Good Hits or Bad Hits? The Determination is Ours

Written by Chuck Baker, President, ASLRRA

ASLRRA PERSPECTIOVE, RAILWAY AGE JUNE 2023 ISSUE: “And the hits just keep on coming” was a phrase popularized by 1960s radio announcers to boast that their radio station was going to play one beloved record after another. The 1992 movie “A Few Good Men” popularized a wholly different meaning of the same phrase when Tom Cruise (Lt. Daniel Kaffee) who, at the end of a litany of contentious disagreements with his unwanted co-counsel Demi Moore (Lt. Cmdr. Joanne Galloway), utters those words in a sarcastic response to her assertion that, like it or not, she is coming to Cuba with him for his meeting with Jack Nicholson (Colonel Nathan Jessup).

For the past few months, the railroad industry has had to live with the Tom Cruise version of that phrase.

In the aftermath of the East Palestine train accident, six bills ostensibly related to rail safety are being considered by Congress. There are indeed some provisions in these bills that address safety issues relevant to that accident (defect detectors for example). But there is much that has nothing to do with safety and some that are truly counterproductive—crew size mandates being the most glaring.

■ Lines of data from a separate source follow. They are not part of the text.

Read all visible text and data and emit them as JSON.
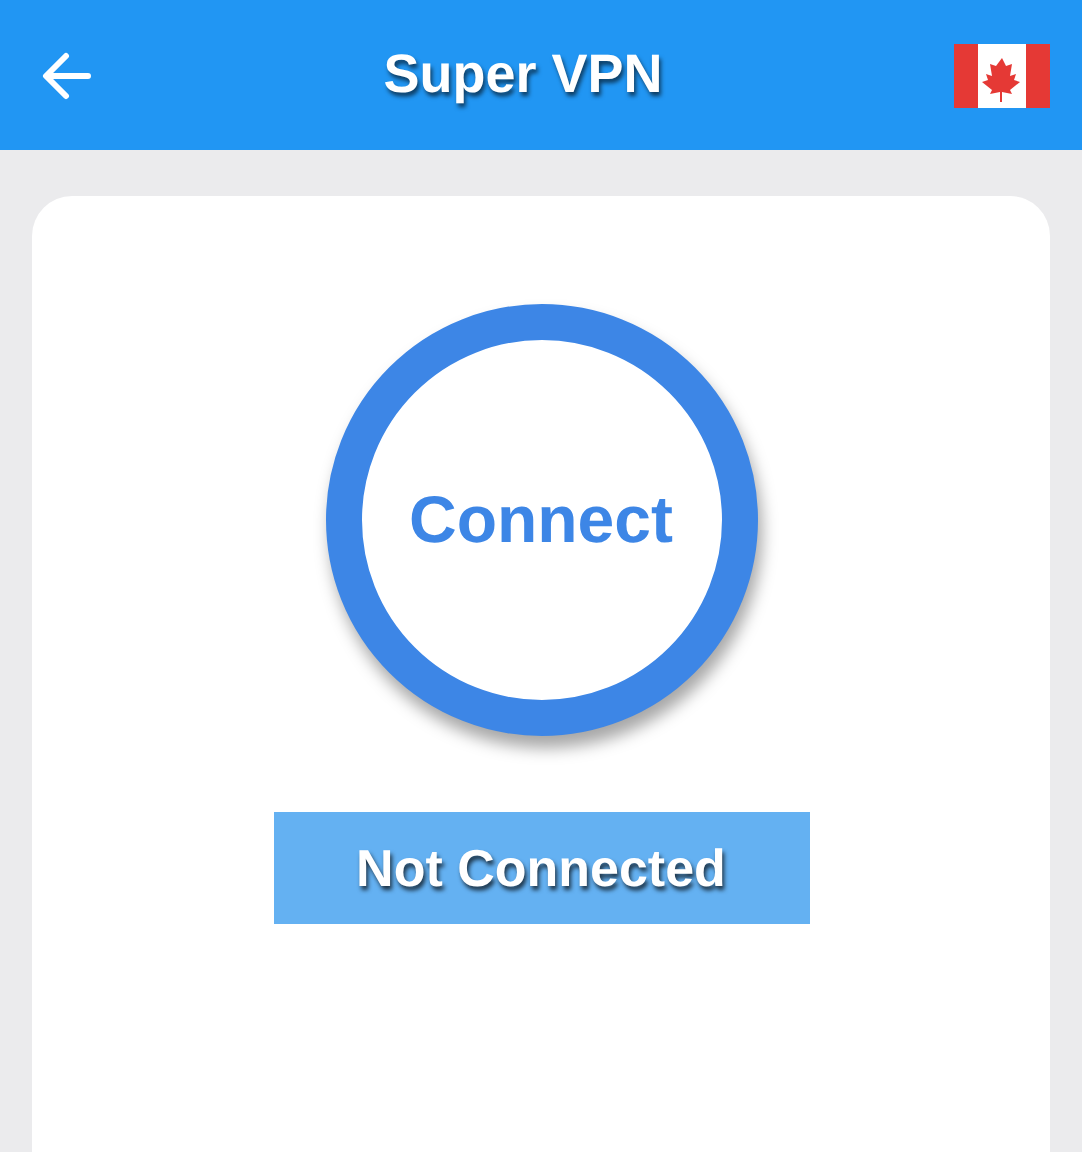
{
  "app_bar": {
    "title": "Super VPN"
  },
  "connect_button": {
    "label": "Connect"
  },
  "status": {
    "text": "Not Connected"
  }
}
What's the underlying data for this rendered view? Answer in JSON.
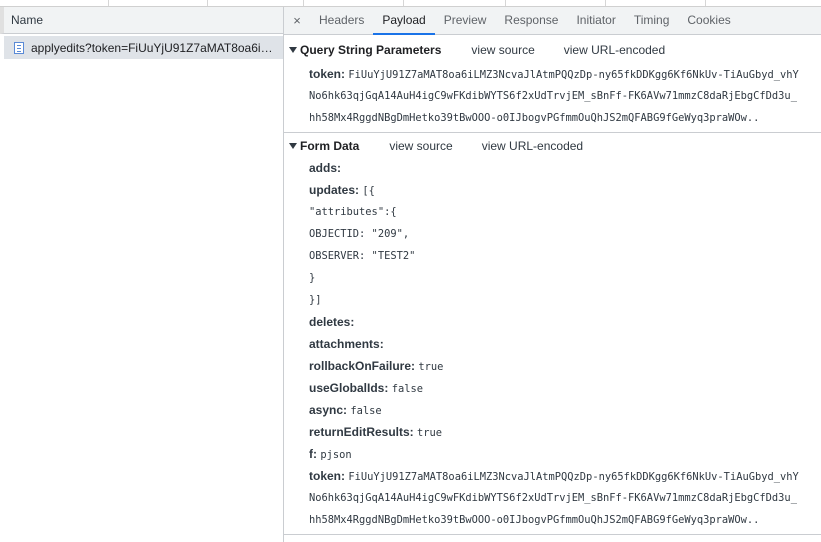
{
  "left": {
    "column_header": "Name",
    "request_name": "applyedits?token=FiUuYjU91Z7aMAT8oa6iL..."
  },
  "tabs": {
    "close_symbol": "×",
    "items": [
      "Headers",
      "Payload",
      "Preview",
      "Response",
      "Initiator",
      "Timing",
      "Cookies"
    ],
    "active": "Payload"
  },
  "query": {
    "title": "Query String Parameters",
    "view_source": "view source",
    "view_url_encoded": "view URL-encoded",
    "token_key": "token:",
    "token_lines": [
      "FiUuYjU91Z7aMAT8oa6iLMZ3NcvaJlAtmPQQzDp-ny65fkDDKgg6Kf6NkUv-TiAuGbyd_vhY",
      "No6hk63qjGqA14AuH4igC9wFKdibWYTS6f2xUdTrvjEM_sBnFf-FK6AVw71mmzC8daRjEbgCfDd3u_",
      "hh58Mx4RggdNBgDmHetko39tBwOOO-o0IJbogvPGfmmOuQhJS2mQFABG9fGeWyq3praWOw.."
    ]
  },
  "form": {
    "title": "Form Data",
    "view_source": "view source",
    "view_url_encoded": "view URL-encoded",
    "adds_key": "adds:",
    "updates_key": "updates:",
    "updates_lines": [
      "[{",
      "\"attributes\":{",
      "OBJECTID: \"209\",",
      "OBSERVER: \"TEST2\"",
      "}",
      "}]"
    ],
    "deletes_key": "deletes:",
    "attachments_key": "attachments:",
    "rollback_key": "rollbackOnFailure:",
    "rollback_val": "true",
    "useglobal_key": "useGlobalIds:",
    "useglobal_val": "false",
    "async_key": "async:",
    "async_val": "false",
    "return_key": "returnEditResults:",
    "return_val": "true",
    "f_key": "f:",
    "f_val": "pjson",
    "token_key": "token:",
    "token_lines": [
      "FiUuYjU91Z7aMAT8oa6iLMZ3NcvaJlAtmPQQzDp-ny65fkDDKgg6Kf6NkUv-TiAuGbyd_vhY",
      "No6hk63qjGqA14AuH4igC9wFKdibWYTS6f2xUdTrvjEM_sBnFf-FK6AVw71mmzC8daRjEbgCfDd3u_",
      "hh58Mx4RggdNBgDmHetko39tBwOOO-o0IJbogvPGfmmOuQhJS2mQFABG9fGeWyq3praWOw.."
    ]
  }
}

The bill by Senators Brown and Vance that was considered by the Senate Commerce Committee in May, the Rail Safety Act, is the bill that has received the most attention. There have been some significant changes and improvements to the bill since introduction: After a lengthy collective effort, the committee leadership was willing to work with us in good faith to remove Class II and III railroads from prescriptive legislative text that would have implemented rules that are not relevant for short lines and impractical for them to implement, including proposed new rules on defect detectors, pre-departure car inspections, locomotive inspections and crew size.

That said, due to the interconnected nature of the U.S. freight rail system, short lines are still apprehensive these new rules would cause significant disruptions for our Class I partners without a significant attendant safety benefit. And if it’s bad for our partners, then it’s bad for us and our shared customers. Additionally, since the legislative text doesn’t prohibit USDOT from expanding the rules beyond it, we remain concerned that short lines would end up being pulled into the rules, regardless of legislative intent.

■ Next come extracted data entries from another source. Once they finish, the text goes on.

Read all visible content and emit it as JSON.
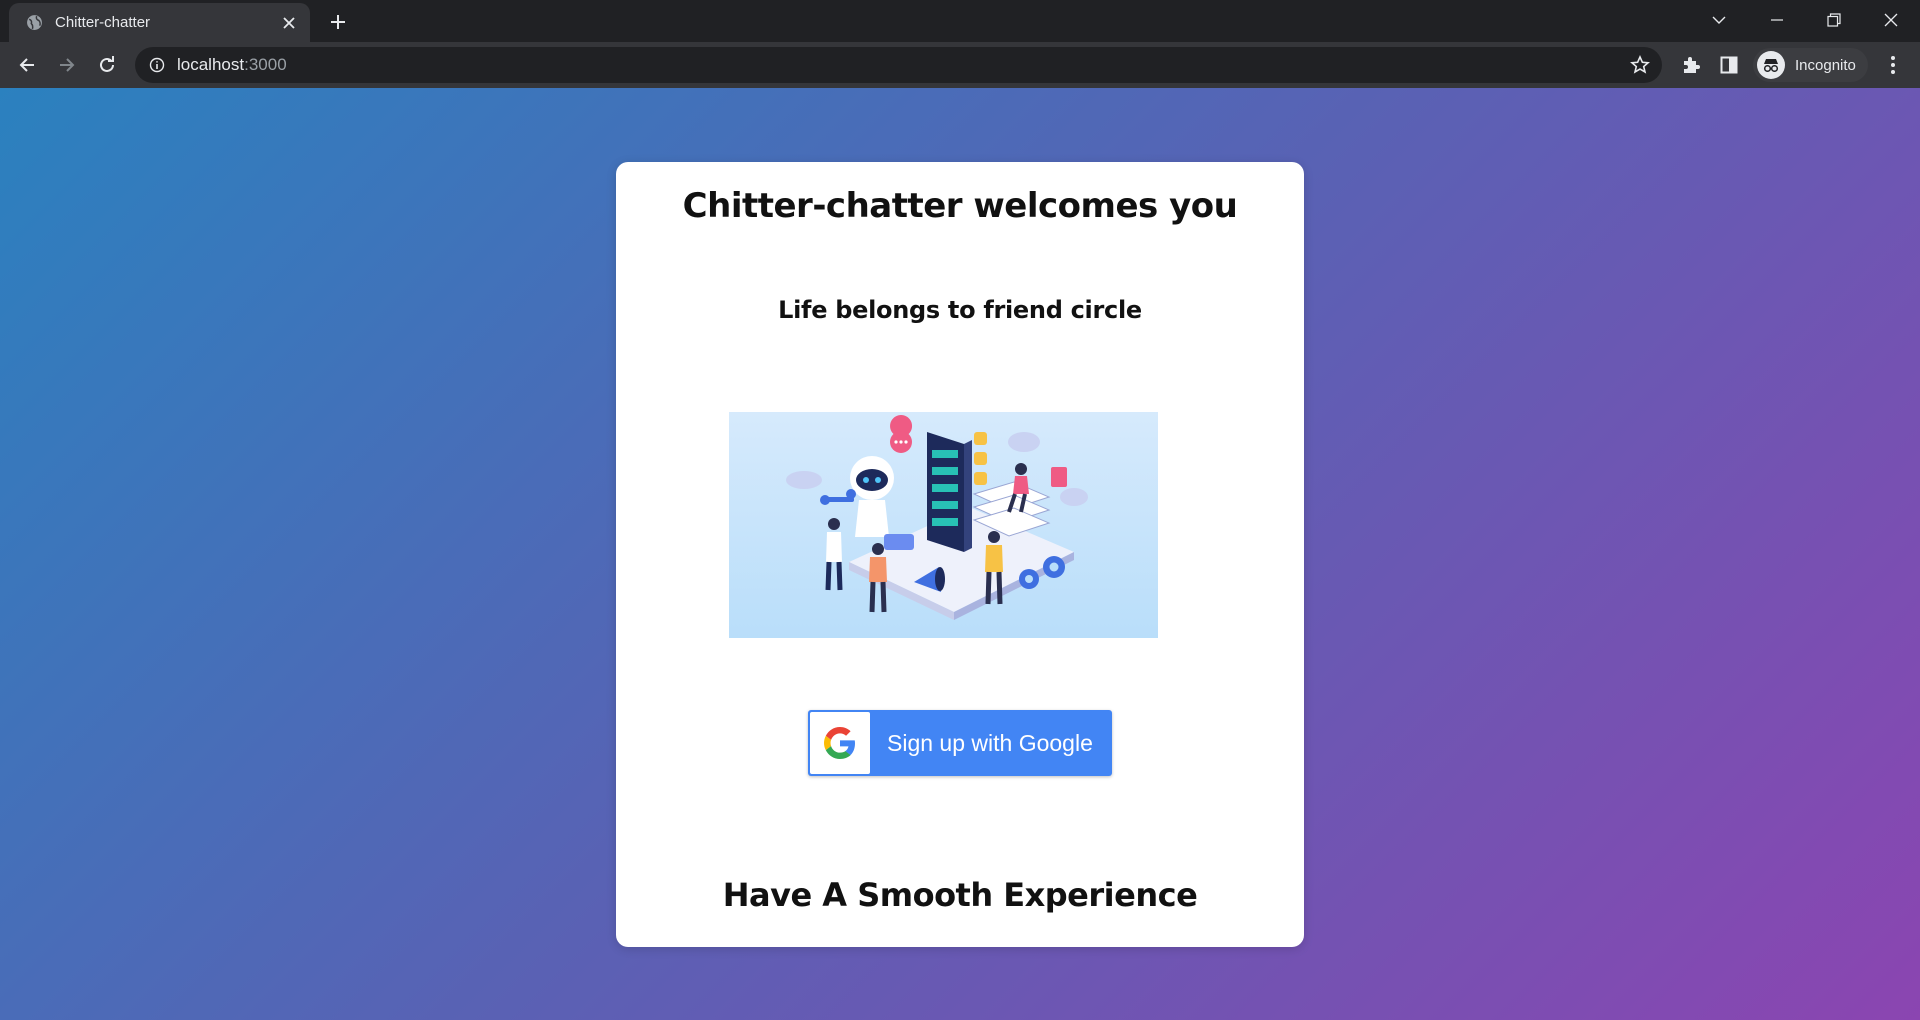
{
  "browser": {
    "tab": {
      "title": "Chitter-chatter",
      "favicon": "globe-icon"
    },
    "url": {
      "host": "localhost",
      "port": ":3000"
    },
    "profile": {
      "label": "Incognito",
      "icon": "incognito-icon"
    }
  },
  "page": {
    "heading": "Chitter-chatter welcomes you",
    "tagline": "Life belongs to friend circle",
    "illustration": "chatbot-illustration",
    "signup_button": {
      "label": "Sign up with Google",
      "icon": "google-icon"
    },
    "footer": "Have A Smooth Experience"
  },
  "colors": {
    "gradient_start": "#2b81bf",
    "gradient_end": "#8b45b1",
    "google_blue": "#4285f4",
    "card": "#ffffff"
  }
}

The legislation also has not incorporated measures that we’ve stated would actually improve short line safety, such as focusing CRISI on freight rail safety projects and increasing support for the Short Line Safety Institute.

On the heels of the Senate Commerce Committee’s markup, the House T&I Committee approved a group of about 20 “supply chain” bills, two of which would increase truck size and weights if they were to make it into public law. The first would establish a five year “pilot program,” with one five-year renewal option, in which an unlimited number of states could opt to increase the weight of a commercial motor vehicle operating on an interstate highway from the current 80,000 pounds to 91,000 pounds.

This is not a “pilot project,” but a de facto increase in national truck weight policy. Ten years spans the average life cycle of two full surface transportation reauthorization bills.

The second bill would increase the permissible weight of an auto transporter from 80,000 pounds by 10% to 88,000 pounds. Changing truck size and weight limits in a piecemeal fashion based on type of truck or commodity or season or specific road or whatever is a slippery slope that never ends.

Short lines teamed up with a broad set of partners, including independent truckers, safety advocates, law enforcement, local government groups and of course the larger railroads to oppose this idea, but we were not successful—yet! We indeed lost this battle, but we intend to win the war.

When short lines struggle to get enough business to thrive, they double down on what they do best. They hustle, scrap and fight for every carload and bend over backwards to provide world class service to their customers. And we’ll do the same thing on legislation—we’ll double down on telling our unique short line story, explain our focus on safety and safety culture, tell our friends in Congress about the devastating impacts that heavier trucks would have, and go make new friends too.

On May 17 in the midst of all this activity, more than 150 short line representatives met in person with 176 congressional offices in D.C. This event launched the newly minted Short Line Railroad Advocacy Day where Class II and III railroads, suppliers and supporting associations met personally to describe how Congressional actions impact our industry’s business and our ability to serve our shippers who depend on that service for the success of their business. The timing was fortuitous, as it gave short lines an opportunity to get up close and personal with their elected officials at a key moment, and that is the most effective kind of communication we can have with Congress.

We received a lot of great feedback from these meetings, both from the railroaders that participated and from Capitol Hill offices. And we’ll need to do a lot more going forward—both in D.C. and at home. If you’re reading this and have a railroad, now is a great moment to get to work on inviting an elected official to come tour your railroad and hear your story.

You can rest assured that the hits will keep coming—it’ll be up to us to determine whether those are the good hits or the bad hits.